Вечером, после ресторана, где обсуждали детали проекта, Ксафонов привез Андрея домой и распрощался у подъезда. Один из телохранителей поднялся с Дороховым на этаж и подождал, пока тот не скроется за дверью. «Так надо! — сказал Пол, пожимая на прощание руку. — Когда затеваешь большое дело, нельзя забывать и о деталях, особенно, если это твоя собственная безопасность». Он рассмеялся, поощрительно похлопал Дорохова по плечу.
И все-таки я бы на его месте сделал что-нибудь с клыками, думал Андрей, стаскивая в прихожей пиджак и ослабляя петлю галстука.
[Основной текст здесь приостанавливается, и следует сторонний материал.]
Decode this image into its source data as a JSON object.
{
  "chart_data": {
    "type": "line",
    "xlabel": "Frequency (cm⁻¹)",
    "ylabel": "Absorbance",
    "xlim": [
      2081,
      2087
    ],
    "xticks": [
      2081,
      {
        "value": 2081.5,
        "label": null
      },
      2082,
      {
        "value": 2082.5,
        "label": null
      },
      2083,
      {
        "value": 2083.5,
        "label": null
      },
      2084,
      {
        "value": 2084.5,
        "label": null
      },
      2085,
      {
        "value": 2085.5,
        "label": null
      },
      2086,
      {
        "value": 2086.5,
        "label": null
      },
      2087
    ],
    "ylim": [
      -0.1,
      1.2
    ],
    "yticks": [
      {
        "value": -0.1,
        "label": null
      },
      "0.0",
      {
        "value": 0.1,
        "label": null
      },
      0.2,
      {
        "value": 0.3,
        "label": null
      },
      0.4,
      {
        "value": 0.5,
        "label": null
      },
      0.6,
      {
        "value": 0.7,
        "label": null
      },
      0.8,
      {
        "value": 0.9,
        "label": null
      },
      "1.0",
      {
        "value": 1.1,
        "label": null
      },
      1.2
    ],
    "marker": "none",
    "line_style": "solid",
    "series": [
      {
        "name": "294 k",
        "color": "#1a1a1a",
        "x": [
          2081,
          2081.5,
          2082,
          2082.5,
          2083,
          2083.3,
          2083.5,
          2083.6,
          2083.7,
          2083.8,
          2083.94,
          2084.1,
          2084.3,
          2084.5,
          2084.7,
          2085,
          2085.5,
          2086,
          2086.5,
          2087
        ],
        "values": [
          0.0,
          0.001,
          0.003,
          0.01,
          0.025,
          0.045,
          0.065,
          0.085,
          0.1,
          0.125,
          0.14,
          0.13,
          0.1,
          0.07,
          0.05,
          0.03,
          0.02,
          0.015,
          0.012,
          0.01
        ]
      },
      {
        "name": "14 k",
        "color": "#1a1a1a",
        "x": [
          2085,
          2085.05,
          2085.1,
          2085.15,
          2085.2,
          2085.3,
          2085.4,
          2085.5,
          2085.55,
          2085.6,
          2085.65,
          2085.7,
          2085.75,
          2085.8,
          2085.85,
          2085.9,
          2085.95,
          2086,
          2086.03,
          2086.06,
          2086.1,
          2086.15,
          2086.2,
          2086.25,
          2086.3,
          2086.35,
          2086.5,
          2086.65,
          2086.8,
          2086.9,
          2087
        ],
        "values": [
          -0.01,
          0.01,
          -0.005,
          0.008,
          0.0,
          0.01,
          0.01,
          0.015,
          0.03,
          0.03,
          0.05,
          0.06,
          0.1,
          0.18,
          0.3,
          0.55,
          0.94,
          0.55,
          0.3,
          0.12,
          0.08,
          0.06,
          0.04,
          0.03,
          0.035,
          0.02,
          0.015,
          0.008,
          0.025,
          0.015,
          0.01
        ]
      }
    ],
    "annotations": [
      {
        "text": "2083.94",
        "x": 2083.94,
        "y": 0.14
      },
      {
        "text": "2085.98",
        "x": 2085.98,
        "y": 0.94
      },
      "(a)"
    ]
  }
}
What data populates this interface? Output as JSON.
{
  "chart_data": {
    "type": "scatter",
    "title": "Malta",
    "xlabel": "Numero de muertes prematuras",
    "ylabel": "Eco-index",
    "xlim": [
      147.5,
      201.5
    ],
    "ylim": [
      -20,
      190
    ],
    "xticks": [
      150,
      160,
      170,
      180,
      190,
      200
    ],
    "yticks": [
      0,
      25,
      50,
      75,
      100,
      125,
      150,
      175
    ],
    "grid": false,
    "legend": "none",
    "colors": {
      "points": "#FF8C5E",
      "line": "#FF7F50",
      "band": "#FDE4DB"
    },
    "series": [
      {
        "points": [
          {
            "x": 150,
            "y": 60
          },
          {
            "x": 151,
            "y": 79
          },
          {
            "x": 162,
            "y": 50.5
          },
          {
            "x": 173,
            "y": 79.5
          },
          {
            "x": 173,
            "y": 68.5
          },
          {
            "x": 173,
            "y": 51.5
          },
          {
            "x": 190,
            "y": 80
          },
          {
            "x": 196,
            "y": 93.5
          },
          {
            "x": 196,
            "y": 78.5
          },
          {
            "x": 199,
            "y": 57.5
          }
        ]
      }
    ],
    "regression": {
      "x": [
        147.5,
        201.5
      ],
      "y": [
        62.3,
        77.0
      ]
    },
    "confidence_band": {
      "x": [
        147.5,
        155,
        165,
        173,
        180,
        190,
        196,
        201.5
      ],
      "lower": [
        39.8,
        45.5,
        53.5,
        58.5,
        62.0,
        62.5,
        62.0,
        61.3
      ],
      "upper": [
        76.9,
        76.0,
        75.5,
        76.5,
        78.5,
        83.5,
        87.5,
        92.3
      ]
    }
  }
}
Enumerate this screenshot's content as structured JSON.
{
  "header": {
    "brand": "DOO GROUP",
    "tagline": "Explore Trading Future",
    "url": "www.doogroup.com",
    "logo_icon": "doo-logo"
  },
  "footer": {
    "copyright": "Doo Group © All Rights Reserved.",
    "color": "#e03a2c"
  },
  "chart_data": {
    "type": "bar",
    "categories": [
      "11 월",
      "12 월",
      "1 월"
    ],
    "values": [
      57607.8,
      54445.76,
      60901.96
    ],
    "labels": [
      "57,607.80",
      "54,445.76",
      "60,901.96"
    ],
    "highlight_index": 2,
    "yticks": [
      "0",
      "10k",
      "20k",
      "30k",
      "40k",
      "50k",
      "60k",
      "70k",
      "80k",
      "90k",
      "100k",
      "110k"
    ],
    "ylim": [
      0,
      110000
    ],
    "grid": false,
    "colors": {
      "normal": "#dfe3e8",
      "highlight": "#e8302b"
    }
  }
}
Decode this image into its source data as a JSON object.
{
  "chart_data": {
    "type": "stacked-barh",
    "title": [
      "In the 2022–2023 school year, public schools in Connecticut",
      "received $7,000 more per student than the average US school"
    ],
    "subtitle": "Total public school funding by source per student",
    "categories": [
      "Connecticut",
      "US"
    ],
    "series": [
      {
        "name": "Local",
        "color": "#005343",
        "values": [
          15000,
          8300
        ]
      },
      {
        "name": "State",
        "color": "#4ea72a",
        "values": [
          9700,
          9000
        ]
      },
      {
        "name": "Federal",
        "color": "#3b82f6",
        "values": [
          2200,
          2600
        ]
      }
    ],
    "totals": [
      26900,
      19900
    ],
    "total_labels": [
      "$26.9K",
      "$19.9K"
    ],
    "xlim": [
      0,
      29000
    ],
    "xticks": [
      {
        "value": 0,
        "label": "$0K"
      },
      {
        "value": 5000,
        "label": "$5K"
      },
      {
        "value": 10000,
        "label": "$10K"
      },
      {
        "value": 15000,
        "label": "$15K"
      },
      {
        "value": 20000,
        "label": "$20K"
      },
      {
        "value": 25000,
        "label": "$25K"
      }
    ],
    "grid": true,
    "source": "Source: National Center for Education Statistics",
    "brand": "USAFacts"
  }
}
В голове гудело. Маша спала, по крайней мере свет в спальне был погашен. Дорохов налил себе виски, со стаканом в руке и сигаретой вышел на балкон. Падал реденький снежок, на улице было сыро и знобко. Ксафонов в ресторане говорил про какие-то деньги, пытался вспомнить Дорохов, наблюдая, как внизу сторож с собакой обходит огороженную забором территорию. Не вспомнил. Зато новая мысль посетила его раскалывающуюся от боли голову: почему вокруг так много охранников? Не свободная страна Россия, а какая-то затянутая в хаки банановая республика…
Волна дурноты подкатила, обрушилась разом, но не от выпитого, — эх, если бы от водки, как это было бы славно! Ничего, говорил себе Андрей, перебирая руками по стене в направлении дивана, — все как-нибудь образуется! Ничего, — он рухнул на подушки, сбросил на ковер модные полуботинки, — все путем! Ничего, — он закрыл глаза, губы скривила бессмысленная, горькая усмешка, — главное, скоро весна!..
Весна с приходом не торопилась. К вечеру заметно похолодало, с очистившегося от серой хмари неба, кружась, начали падать редкие снежинки. Ветер стих, и Петербург будто съежился и замер в предчувствии подступавших к городу морозов.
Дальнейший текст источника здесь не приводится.